Parametrizing problem
I am wondering if it is possible to parametrize the space of all unitary 3 by 3 matrices with complex entries.
$\displaystyle U=\left(\begin{array}{ccc}a&b&c\\d&e&f\\g&h&j\end{ array}\right)$ with U being any unitary 3 by 3 matrix.
We know that the column vectors have to be orthonormal such that we have the unitary property $\displaystyle U^*U=1$.

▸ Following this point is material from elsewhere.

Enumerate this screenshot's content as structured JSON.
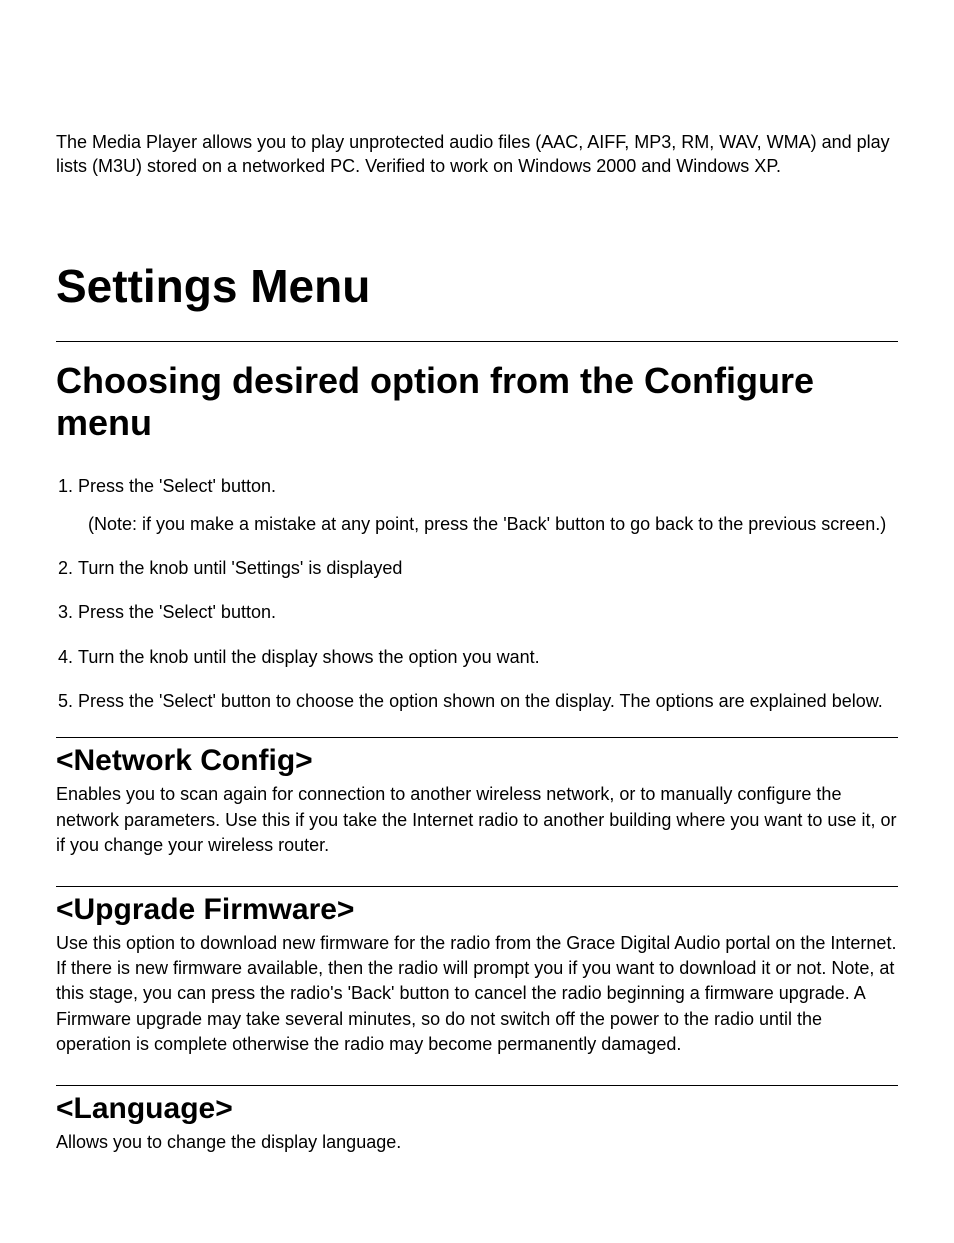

So let $\displaystyle a=a_1+ia_2, ~ d=d_1+id_2, ~ g=g_1+ig_2$ then we can write
$\displaystyle a^2_1+a^2_2+d^2_1+d^2_d+g^2_1+g^2_2=1$
this is just a sphere in $\displaystyle \matbb{R}$ and we can easily parametrize it as follows
$\displaystyle \begin{array}{ccc}
g_2&=&\cos\phi_1\\
g_1&=&\sin\phi_1\cos\phi_2\\
d_2&=&\sin\phi_1\sin\phi_2\cos\phi3\\
d_1&=&\sin\phi_1\sin\phi_2\sin\phi_3\cos\phi_4\\
a_2&=&\sin\phi_1\sin\phi_2\sin\phi_3\sin\phi_4\cos \phi_5\\
a_1&=&\sin\phi_1\sin\phi_2\sin\phi_3\sin\phi_4\sin \phi_5
\end{array}$
using these we can find the corresponding parametrization of the first column. My question is how would we parametrize the remainder of the matrix?

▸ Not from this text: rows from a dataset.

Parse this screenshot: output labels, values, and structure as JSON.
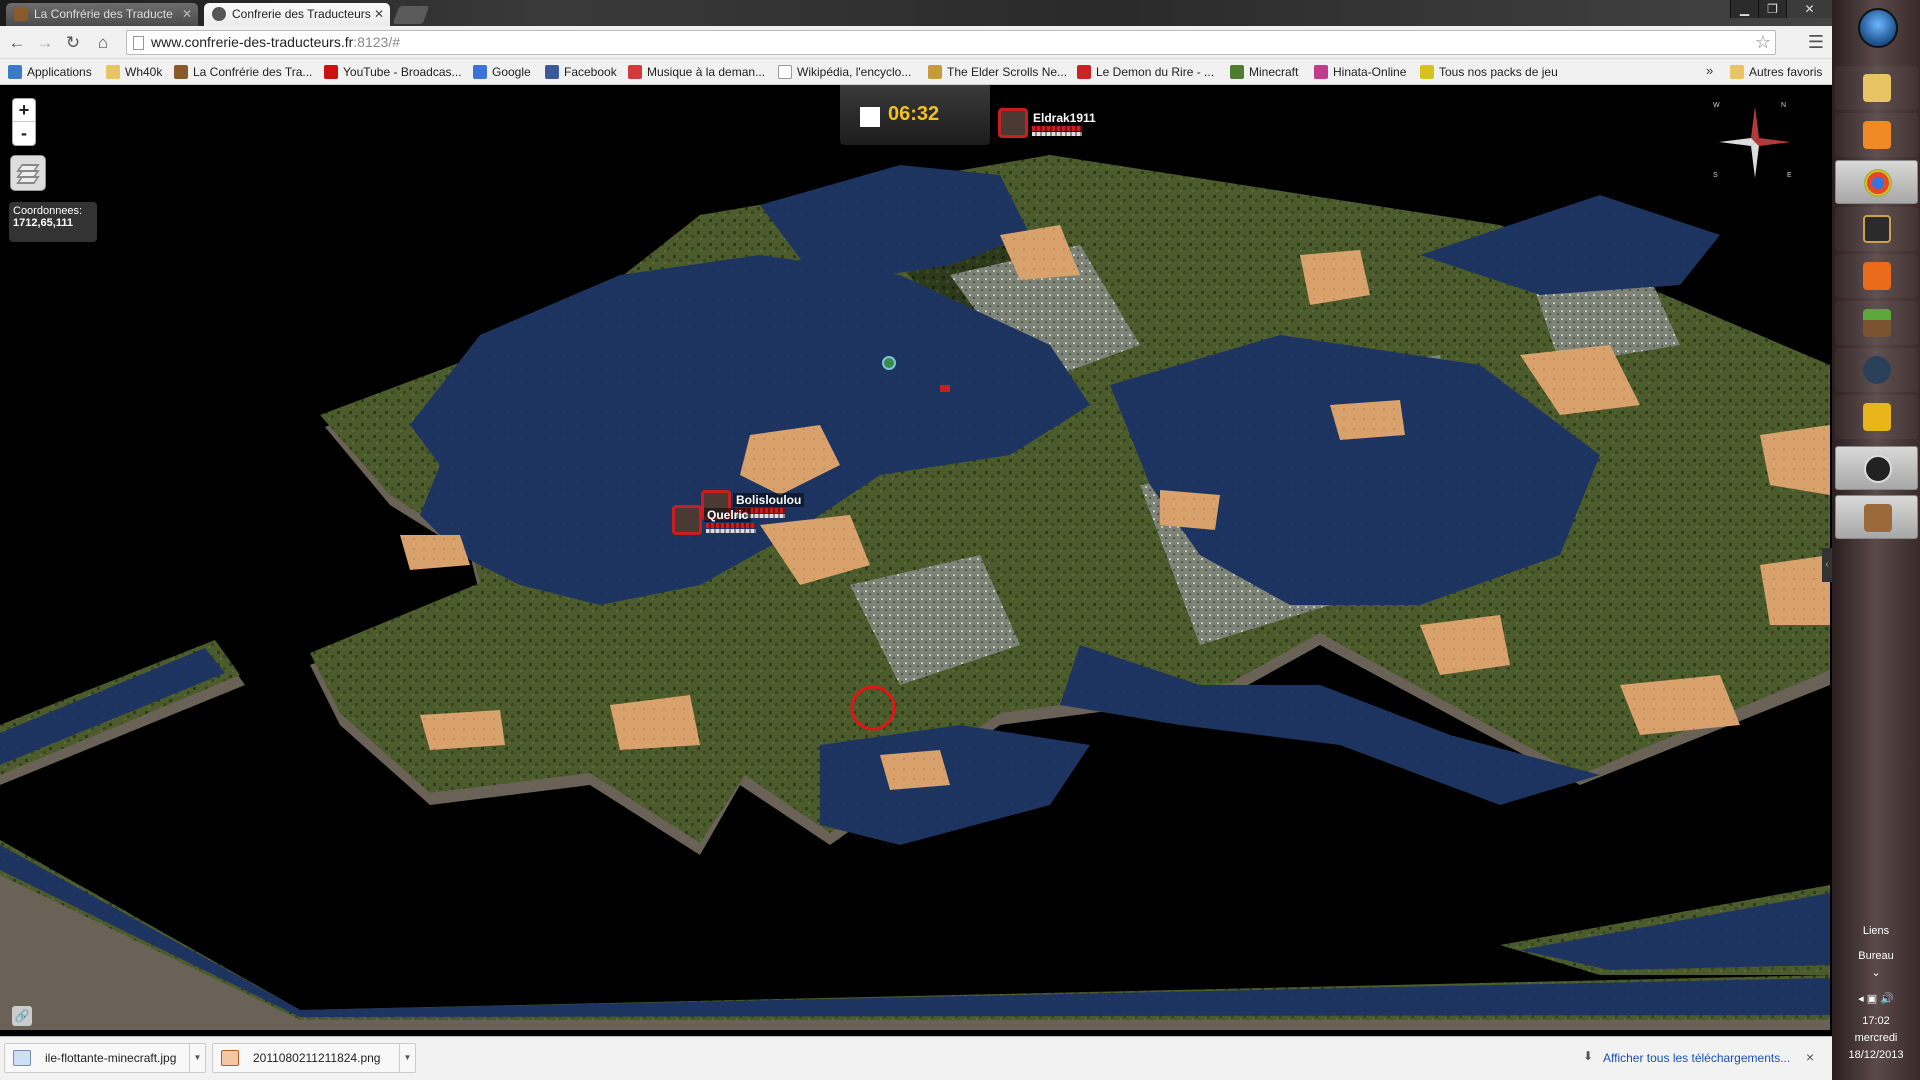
{
  "browser": {
    "tabs": [
      {
        "label": "La Confrérie des Traducte",
        "active": false
      },
      {
        "label": "Confrerie des Traducteurs",
        "active": true
      }
    ],
    "url_main": "www.confrerie-des-traducteurs.fr",
    "url_rest": ":8123/#",
    "bookmarks": [
      {
        "label": "Applications",
        "icon": "apps-grid-icon",
        "color": "#3a7ac8"
      },
      {
        "label": "Wh40k",
        "icon": "folder-icon",
        "color": "#e8c465"
      },
      {
        "label": "La Confrérie des Tra...",
        "icon": "confrerie-icon",
        "color": "#8a5a2b"
      },
      {
        "label": "YouTube - Broadcas...",
        "icon": "youtube-icon",
        "color": "#cc1111"
      },
      {
        "label": "Google",
        "icon": "google-icon",
        "color": "#3b73d8"
      },
      {
        "label": "Facebook",
        "icon": "facebook-icon",
        "color": "#3b5998"
      },
      {
        "label": "Musique à la deman...",
        "icon": "music-icon",
        "color": "#d43a3a"
      },
      {
        "label": "Wikipédia, l'encyclo...",
        "icon": "wikipedia-icon",
        "color": "#ffffff"
      },
      {
        "label": "The Elder Scrolls Ne...",
        "icon": "elderscrolls-icon",
        "color": "#c59b3a"
      },
      {
        "label": "Le Demon du Rire - ...",
        "icon": "free-icon",
        "color": "#cc2222"
      },
      {
        "label": "Minecraft",
        "icon": "minecraft-icon",
        "color": "#4d7d2f"
      },
      {
        "label": "Hinata-Online",
        "icon": "hinata-icon",
        "color": "#c23a8a"
      },
      {
        "label": "Tous nos packs de jeu",
        "icon": "pack-icon",
        "color": "#d6c21a"
      }
    ],
    "bookmarks_overflow": "»",
    "other_bookmarks": "Autres favoris"
  },
  "map": {
    "coord_label": "Coordonnees:",
    "coord_value": "1712,65,111",
    "time": "06:32",
    "zoom_in": "+",
    "zoom_out": "-",
    "compass": {
      "n": "N",
      "e": "E",
      "s": "S",
      "w": "W"
    },
    "players": [
      {
        "name": "Eldrak1911"
      },
      {
        "name": "Bolisloulou"
      },
      {
        "name": "Quelric"
      }
    ]
  },
  "downloads": {
    "items": [
      {
        "name": "ile-flottante-minecraft.jpg"
      },
      {
        "name": "2011080211211824.png"
      }
    ],
    "show_all": "Afficher tous les téléchargements...",
    "close": "×"
  },
  "taskbar": {
    "links_label": "Liens",
    "desktop_label": "Bureau",
    "clock_time": "17:02",
    "clock_day": "mercredi",
    "clock_date": "18/12/2013"
  },
  "colors": {
    "water": "#1d3461",
    "grass": "#4b5b2c",
    "forest": "#2e3a1c",
    "sand": "#d9a16b",
    "rock": "#8e9385",
    "cliff": "#6b6257",
    "marker_red": "#e01515"
  }
}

If $\displaystyle v_1=\left(\begin{array}{c}a\\d\\g\end{array}\right )$ and $\displaystyle v_2,v_3$ are respectively the second and third columns of U, then we know that
$\displaystyle v_i\cdot v_j=0$ if $\displaystyle i\neq j$ and 1 otherwise
we would have to consider the space orthogonal to $\displaystyle v_1$, this space must be some two dimensional plane. The vectors $\displaystyle v_2,v_3$ must then lien in this plane.
I can solve this problem for the case of two by two matrices with complex entries and wanted to see if it was at all possible for higher dimensions, however the parametrization is a little tricky.

If we can find one vector which will always be orthogonal to $\displaystyle v_1$, we can just find the crossed product of that vector with $\displaystyle v_1$ to determine the last vector.
However, we have to take rotations into account for the parametrization, and I'm not sure as how to go about solving this problem.